# Physical Significance of Max Shear Stress in a Rod in Compression

For a rod in compression, the max shear stress at a point is $$\pm\sigma_x/2$$, i.e. half the compressive stress applied at either end.

This value is obtained using the equation for $$\sigma_\theta$$, the longitudinal stress at any point in a material if it is subjected to a set of stresses (equivalently represented by normal and shear stresses), then rotated through an angle $$\theta$$, while these same stresses remain in place.

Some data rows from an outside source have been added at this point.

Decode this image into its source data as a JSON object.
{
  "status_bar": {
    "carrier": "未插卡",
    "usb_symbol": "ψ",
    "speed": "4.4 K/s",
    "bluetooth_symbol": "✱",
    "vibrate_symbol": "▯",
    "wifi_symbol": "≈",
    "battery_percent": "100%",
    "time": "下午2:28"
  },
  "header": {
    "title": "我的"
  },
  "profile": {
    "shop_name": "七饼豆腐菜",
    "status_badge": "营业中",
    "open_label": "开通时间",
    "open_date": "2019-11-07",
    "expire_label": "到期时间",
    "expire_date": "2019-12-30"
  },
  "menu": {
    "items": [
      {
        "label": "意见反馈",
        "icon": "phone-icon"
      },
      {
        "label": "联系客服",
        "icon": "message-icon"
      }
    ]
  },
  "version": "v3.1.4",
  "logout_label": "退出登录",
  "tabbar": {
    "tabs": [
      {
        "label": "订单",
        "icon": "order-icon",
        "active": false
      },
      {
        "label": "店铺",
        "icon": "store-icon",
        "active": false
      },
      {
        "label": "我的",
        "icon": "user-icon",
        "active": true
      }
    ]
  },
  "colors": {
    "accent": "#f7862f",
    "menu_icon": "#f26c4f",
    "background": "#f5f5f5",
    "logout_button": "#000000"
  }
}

So, does this max shear stress in a rod in compression refer to when the rod is rotated by 45 degrees such that it experiences max shear stress under the same compressive load? Or is this a value that the rod experiences at all times as a result of weaknesses in the material along different axes? Because at an angle of 0 degrees, there wouldn't be any shear stress in a perfectly homogeneous rod under compression, would there?

What you are referring to is the shear stress in Mohr circle at a plane rotated counterclockwise 45 degrees from the horizontal $$\sigma_n$$ axis.
It means if we consider a differential small cube of the rod under just plane compression, normal stress, at a plane with an angle of 45 the average $$\sigma_n = \frac{ (o+\sigma_{n\ max})}{2 }= \tau_{xy\ max}$$.